Les religions à la traîne des empires – Entretien avec Gabriel Martinez-Gros

Nov 4, 2022 | Entretien

 

Professeur émérite d’histoire de l’islam médiéval à l’université de Nanterre, auteur de nombreux ouvrages présentés dans Royaliste, Gabriel Martinez-Gros a récemment publié La Traîne des empires (Editions Passés/Composés), dans lequel il étudie les liens entre l’Empire et les religions universelles. 

Royaliste : Votre livre prolonge la Brève histoire des empires que vous aviez publiée en 2014 et qui, déjà, bouleversait la conception commune de l’histoire et de la fin des empires…

Gabriel Martinez-Gros : L’empire ne disparaît pas dans les flammes et l’apocalypse ! Il ne vit pas non plus de violence : c’est une réalité pacifique et pacifiante. L’empire s’étiole plus qu’il ne disparaît, par accentuation de ses fonctions majeures de désarmement et de pacification. Car c’est cela un empire : sa dynamique consiste à transférer l’agressivité naturelle des groupes humains aux fonctions productives et aux fonctions éthiques et intellectuelles dont la religion va se nourrir. Une religion est la conséquence la plus importante de la sédentarisation des peuples. Le regroupement des sédentaires qui font métier de savoir aboutit à l’autonomie du discours sur les valeurs, qui se détache de l’action politique. La religion se définit par ce détachement des valeurs et de l’agir : elle est une cristallisation du discours sans implication directe dans l’action, elle ne se soucie pas de la réussite ou de l’échec de ce qu’elle ordonne. Pour la religion, il n’y a pas de solution au silence des espaces infinis qui effraie Pascal.

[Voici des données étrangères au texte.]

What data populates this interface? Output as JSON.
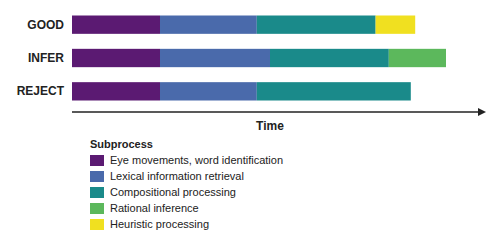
{
  "chart_data": {
    "type": "bar",
    "orientation": "horizontal",
    "stacked": true,
    "categories": [
      "GOOD",
      "INFER",
      "REJECT"
    ],
    "series": [
      {
        "name": "Eye movements, word identification",
        "color": "#5b1a72",
        "values": [
          20,
          20,
          20
        ]
      },
      {
        "name": "Lexical information retrieval",
        "color": "#4a6aab",
        "values": [
          22,
          25,
          22
        ]
      },
      {
        "name": "Compositional processing",
        "color": "#1a8a8a",
        "values": [
          27,
          27,
          35
        ]
      },
      {
        "name": "Rational inference",
        "color": "#5cb85c",
        "values": [
          0,
          13,
          0
        ]
      },
      {
        "name": "Heuristic processing",
        "color": "#f0e020",
        "values": [
          9,
          0,
          0
        ]
      }
    ],
    "x_label": "Time",
    "legend_title": "Subprocess",
    "xlim": [
      0,
      90
    ],
    "tick_labels": "y",
    "grid": false,
    "legend": "bottom"
  }
}
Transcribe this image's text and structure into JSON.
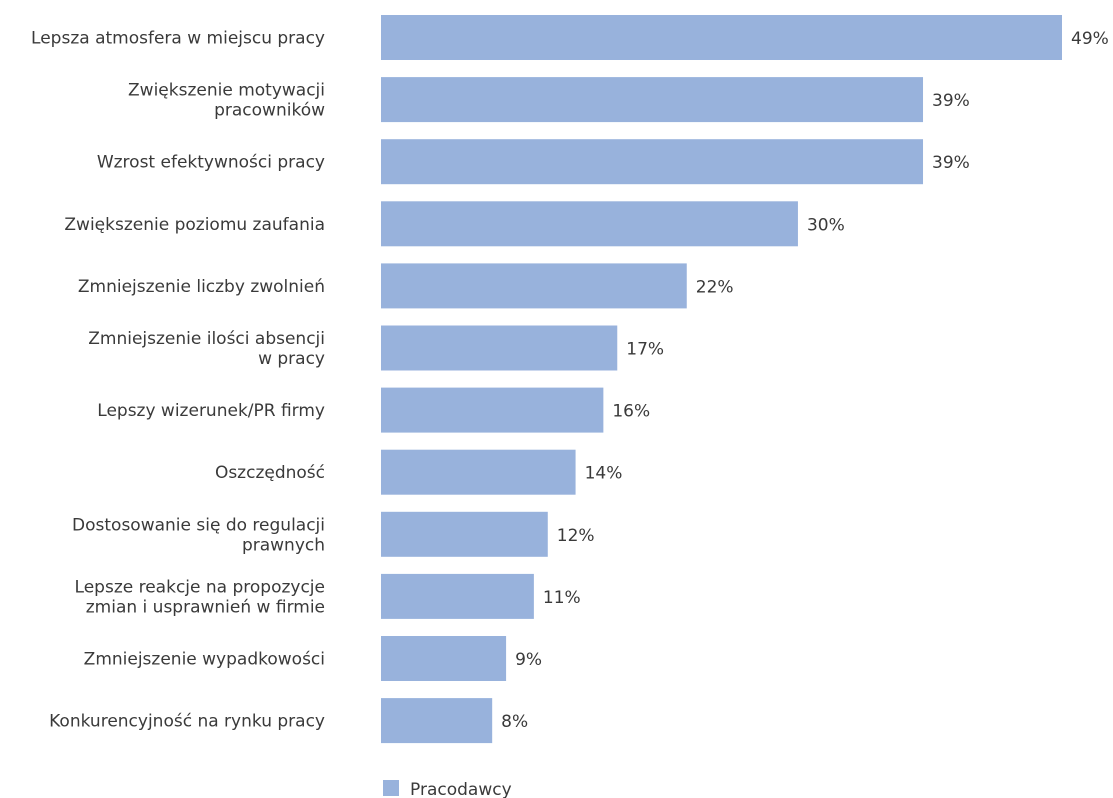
{
  "chart_data": {
    "type": "bar",
    "orientation": "horizontal",
    "categories": [
      [
        "Lepsza atmosfera w miejscu pracy"
      ],
      [
        "Zwiększenie motywacji",
        "pracowników"
      ],
      [
        "Wzrost efektywności pracy"
      ],
      [
        "Zwiększenie poziomu zaufania"
      ],
      [
        "Zmniejszenie liczby zwolnień"
      ],
      [
        "Zmniejszenie ilości absencji",
        "w pracy"
      ],
      [
        "Lepszy wizerunek/PR firmy"
      ],
      [
        "Oszczędność"
      ],
      [
        "Dostosowanie się do regulacji",
        "prawnych"
      ],
      [
        "Lepsze reakcje na propozycje",
        "zmian i usprawnień w firmie"
      ],
      [
        "Zmniejszenie wypadkowości"
      ],
      [
        "Konkurencyjność na rynku pracy"
      ]
    ],
    "series": [
      {
        "name": "Pracodawcy",
        "color": "#98b2dc",
        "values": [
          49,
          39,
          39,
          30,
          22,
          17,
          16,
          14,
          12,
          11,
          9,
          8
        ],
        "labels": [
          "49%",
          "39%",
          "39%",
          "30%",
          "22%",
          "17%",
          "16%",
          "14%",
          "12%",
          "11%",
          "9%",
          "8%"
        ]
      }
    ],
    "xlim": [
      0,
      49
    ],
    "grid": false,
    "legend_position": "bottom"
  }
}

Royaliste : La thèse est simple mais elle mérite d’amples explications !

Gabriel Martinez-Gros : Il s’agit de montrer comment on passe de l’empire à la religion. Mais la conséquence est mieux définie que la cause. Nous savons à peu près ce qu’est une religion universelle – le christianisme, l’islam, le bouddhisme – mais nous hésitons sur la définition de l’empire. Il y a beaucoup de débats sur cette question et on se demande toujours si les Aztèques, ou les Russes, forment un empire. On peut répondre tout simplement que les véritables empires s’achèvent en religion. Donc il n’y a que trois empires ou quatre parce qu’il n’y a que trois religions : l’Empire romain, l’Empire chinois et l’Empire islamique. Il peut y avoir des rejets d’empire : par exemple l’empire ottoman est un rejet de l’empire islamique.

Royaliste : “Trois ou quatre empires”, dites-vous. Qu’en est-il de l’Inde et de l’hindouisme ?

Gabriel Martinez-Gros : L’hindouisme, synthèse des rites multiples de l’Inde, est le produit d’un empire indien constitué par la conquête islamique puis par la conquête britannique. Pour que l’hindouisme existe, il fallait un empire unifié.

Royaliste : Après la religion, y a-t-il d’autres traits constitutifs des empires ?

Gabriel Martinez-Gros : La densité des empires est une donnée très importante. L’empire perse achéménide ne devait pas rassembler moins de 10% de la population mondiale, soit une quinzaine de millions d’habitants. L’empire romain et l’empire chinois représentaient, chacun, entre 20 et 25% de la population mondiale. Aujourd’hui, la Russie et les Etats-Unis n’ont pas la taille impériale – seules la Chine et l’Inde ont la taille requise – mais cela ne signifie pas que ces deux derniers pays soient des empires.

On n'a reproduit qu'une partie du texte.